De Pilate à son cher Titus
— Je comprends pourquoi Rome domine le monde.
Telle fut la conclusion admirative de Caïphe lorsque je lui racontai mes déductions. Puis nous avons trinqué ensemble, communiant dans le bonheur de l’énigme résolue. Après quelques verres, le vin de Lesbos aidant, nous avons ri des pièges que nous avait tendus Yoseph : Yéchoua rasé, donc méconnaissable, qui se faisait soigner devant nous par les femmes alors que nous cherchions un cadavre ; Yéchoua ménageant des apparitions brèves à cause de sa convalescence et conférant à cette brièveté un caractère de miracle. Nous nous sommes particulièrement amusés d’un détail de la machination : les bandelettes et le suaire laissés dans le tombeau.
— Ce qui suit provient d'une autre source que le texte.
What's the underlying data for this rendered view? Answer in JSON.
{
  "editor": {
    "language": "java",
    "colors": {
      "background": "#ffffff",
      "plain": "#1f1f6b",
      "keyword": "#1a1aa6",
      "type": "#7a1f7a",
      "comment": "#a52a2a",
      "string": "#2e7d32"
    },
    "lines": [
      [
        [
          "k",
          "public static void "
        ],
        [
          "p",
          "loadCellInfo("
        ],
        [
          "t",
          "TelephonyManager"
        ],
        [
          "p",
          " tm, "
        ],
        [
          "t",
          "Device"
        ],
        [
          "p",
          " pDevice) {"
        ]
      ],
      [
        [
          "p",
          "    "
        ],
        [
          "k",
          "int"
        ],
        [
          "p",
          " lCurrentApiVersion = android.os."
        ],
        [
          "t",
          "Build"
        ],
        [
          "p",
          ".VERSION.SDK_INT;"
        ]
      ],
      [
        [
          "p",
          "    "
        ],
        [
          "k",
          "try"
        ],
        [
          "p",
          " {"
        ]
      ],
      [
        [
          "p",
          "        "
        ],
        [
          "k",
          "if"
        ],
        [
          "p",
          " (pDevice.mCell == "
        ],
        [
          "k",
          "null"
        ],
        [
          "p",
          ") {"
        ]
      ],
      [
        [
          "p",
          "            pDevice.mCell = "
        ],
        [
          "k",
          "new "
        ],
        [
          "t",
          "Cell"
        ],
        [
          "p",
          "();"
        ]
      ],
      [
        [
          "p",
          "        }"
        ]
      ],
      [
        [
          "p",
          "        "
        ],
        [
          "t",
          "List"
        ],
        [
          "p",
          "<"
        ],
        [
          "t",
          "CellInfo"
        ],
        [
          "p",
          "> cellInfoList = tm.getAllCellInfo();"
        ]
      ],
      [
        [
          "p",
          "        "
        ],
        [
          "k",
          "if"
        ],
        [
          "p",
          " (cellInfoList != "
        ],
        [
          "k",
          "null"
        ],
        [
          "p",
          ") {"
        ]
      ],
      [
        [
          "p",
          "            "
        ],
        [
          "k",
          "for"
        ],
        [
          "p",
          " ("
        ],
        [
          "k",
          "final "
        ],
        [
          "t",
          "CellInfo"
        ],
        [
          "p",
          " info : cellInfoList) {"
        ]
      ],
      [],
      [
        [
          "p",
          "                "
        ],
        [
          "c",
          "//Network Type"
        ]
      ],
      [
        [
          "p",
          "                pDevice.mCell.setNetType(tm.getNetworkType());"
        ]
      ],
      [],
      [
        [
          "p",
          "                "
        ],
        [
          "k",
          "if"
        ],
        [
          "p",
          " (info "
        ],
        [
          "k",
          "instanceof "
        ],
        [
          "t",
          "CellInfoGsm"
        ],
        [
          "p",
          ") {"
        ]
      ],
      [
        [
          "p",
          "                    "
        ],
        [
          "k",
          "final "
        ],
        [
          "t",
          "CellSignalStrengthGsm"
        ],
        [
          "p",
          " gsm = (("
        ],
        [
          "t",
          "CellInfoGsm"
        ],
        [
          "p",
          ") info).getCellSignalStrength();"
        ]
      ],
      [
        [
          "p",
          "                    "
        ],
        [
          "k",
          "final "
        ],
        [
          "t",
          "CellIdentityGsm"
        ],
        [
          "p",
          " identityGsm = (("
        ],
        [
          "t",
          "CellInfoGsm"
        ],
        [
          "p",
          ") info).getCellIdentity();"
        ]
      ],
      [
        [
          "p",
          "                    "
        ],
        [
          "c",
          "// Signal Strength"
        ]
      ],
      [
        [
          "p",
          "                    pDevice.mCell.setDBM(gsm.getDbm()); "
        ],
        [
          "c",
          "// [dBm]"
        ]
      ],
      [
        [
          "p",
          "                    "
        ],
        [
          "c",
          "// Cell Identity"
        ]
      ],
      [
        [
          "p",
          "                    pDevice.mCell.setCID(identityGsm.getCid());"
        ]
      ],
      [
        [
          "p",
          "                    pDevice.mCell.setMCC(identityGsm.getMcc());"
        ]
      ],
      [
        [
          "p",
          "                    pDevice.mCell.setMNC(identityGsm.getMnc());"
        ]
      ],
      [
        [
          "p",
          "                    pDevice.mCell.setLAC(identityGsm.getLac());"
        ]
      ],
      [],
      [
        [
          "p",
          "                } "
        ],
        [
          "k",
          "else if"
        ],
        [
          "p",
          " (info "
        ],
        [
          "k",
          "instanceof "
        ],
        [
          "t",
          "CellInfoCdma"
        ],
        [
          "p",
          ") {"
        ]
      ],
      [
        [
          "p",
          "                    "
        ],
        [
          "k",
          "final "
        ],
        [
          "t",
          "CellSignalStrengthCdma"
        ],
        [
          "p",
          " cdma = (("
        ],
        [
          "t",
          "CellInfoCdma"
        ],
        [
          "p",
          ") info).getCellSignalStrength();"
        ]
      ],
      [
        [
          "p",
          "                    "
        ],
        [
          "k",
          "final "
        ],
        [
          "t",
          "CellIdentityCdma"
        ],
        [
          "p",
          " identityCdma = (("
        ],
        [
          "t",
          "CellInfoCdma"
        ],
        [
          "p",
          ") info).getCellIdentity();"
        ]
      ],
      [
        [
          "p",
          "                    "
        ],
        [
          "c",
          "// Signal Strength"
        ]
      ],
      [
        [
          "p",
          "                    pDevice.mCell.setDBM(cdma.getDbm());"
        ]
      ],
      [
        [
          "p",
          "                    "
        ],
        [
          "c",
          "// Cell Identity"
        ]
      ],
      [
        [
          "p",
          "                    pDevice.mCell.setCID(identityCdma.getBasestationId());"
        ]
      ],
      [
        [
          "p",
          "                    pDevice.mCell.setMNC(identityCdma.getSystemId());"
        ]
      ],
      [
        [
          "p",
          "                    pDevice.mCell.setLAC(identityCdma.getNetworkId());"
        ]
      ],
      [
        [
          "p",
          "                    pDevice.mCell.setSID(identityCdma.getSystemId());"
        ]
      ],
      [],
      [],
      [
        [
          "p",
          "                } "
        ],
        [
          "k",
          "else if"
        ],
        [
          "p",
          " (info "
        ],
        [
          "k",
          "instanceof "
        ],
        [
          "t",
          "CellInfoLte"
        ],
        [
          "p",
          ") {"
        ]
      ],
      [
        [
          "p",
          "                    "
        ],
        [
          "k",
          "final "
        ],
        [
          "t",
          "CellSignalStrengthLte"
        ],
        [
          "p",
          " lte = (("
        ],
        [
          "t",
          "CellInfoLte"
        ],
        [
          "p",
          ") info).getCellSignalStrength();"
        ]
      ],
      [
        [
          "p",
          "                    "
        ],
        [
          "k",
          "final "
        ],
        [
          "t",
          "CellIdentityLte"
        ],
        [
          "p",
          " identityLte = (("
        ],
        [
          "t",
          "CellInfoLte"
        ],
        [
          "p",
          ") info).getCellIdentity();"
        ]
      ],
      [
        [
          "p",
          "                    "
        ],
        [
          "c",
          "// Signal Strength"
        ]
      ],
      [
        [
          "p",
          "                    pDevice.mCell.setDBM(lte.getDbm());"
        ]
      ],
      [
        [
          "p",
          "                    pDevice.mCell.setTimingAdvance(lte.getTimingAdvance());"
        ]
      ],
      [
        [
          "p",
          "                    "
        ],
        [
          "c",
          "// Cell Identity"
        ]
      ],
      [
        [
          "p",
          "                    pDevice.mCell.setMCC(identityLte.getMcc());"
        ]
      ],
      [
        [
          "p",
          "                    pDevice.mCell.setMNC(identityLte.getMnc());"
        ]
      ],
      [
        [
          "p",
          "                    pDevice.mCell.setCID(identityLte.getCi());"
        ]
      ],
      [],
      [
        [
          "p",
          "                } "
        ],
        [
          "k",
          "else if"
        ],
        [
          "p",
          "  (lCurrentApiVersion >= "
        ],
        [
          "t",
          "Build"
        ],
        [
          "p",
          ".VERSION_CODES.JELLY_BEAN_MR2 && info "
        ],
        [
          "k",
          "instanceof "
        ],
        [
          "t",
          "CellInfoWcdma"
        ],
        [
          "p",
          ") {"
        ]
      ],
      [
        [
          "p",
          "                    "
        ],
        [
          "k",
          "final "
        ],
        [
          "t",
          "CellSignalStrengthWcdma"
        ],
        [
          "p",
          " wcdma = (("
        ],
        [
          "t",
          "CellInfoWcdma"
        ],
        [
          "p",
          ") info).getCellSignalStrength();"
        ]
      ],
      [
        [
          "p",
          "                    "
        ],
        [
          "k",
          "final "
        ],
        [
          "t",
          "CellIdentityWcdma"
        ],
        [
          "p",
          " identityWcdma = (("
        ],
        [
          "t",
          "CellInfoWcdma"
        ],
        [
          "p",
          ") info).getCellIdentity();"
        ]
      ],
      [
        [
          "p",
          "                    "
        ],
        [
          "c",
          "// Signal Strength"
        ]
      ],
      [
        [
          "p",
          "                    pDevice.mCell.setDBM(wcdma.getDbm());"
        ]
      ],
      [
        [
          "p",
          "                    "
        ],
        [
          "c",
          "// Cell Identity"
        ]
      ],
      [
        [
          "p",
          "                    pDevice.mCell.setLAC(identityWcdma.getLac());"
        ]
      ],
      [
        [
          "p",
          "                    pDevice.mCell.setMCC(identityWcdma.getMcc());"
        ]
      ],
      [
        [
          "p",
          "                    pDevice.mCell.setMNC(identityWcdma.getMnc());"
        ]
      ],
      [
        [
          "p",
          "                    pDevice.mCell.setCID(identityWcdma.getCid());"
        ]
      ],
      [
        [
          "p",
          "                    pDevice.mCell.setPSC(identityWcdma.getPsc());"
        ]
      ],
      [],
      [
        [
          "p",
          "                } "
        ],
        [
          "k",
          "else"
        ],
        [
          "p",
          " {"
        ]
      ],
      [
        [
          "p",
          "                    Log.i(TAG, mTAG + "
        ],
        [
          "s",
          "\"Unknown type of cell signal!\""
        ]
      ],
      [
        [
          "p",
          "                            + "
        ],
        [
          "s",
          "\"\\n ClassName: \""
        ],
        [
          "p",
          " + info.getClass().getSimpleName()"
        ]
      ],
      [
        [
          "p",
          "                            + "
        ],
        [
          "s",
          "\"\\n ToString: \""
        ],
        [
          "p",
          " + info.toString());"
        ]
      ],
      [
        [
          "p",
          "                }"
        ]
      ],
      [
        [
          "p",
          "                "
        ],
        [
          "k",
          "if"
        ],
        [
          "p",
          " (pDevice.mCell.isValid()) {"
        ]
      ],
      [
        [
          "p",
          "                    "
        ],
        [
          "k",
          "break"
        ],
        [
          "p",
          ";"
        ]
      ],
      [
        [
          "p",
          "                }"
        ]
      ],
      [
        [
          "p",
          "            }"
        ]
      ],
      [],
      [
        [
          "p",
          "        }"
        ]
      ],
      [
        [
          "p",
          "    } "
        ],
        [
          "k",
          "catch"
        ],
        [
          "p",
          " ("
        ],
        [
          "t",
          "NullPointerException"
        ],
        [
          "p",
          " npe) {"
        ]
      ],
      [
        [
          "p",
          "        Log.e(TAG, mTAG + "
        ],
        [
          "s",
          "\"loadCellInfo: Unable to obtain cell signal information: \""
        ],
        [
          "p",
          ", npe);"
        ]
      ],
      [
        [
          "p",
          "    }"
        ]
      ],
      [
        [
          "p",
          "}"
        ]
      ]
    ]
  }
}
Yoseph, lorsqu’il vint récupérer son blessé sur son faux lit d’éternité, exigea sans doute que Yéchoua s’habillât afin de ne pas être reconnu dans les ruelles de Jérusalem ; il prévoyait aussi que les esprits naïfs, ne trouvant plus que les éléments terrestres, appartenant au Nazaréen, en concluraient d’autant plus facilement que le magicien s’était évanoui mystérieusement vers le ciel.
Mon premier détachement revint de la ferme de Yoseph et nous confirma sa fuite. Il avait laissé la maison vide, abandonnant ses bêtes et ses vignes à trois femmes impotentes. Celles-ci, secouées par mes hommes, finirent par avouer que Yoseph et les siens étaient partis pour Nazareth rejoindre Yéchoua.
Mes autres détachements parcourent déjà les routes de Galilée.
Notre seul point de divergence, à Caïphe et moi, porte sur la complicité de Yéchoua. Caïphe en est convaincu, moi pas.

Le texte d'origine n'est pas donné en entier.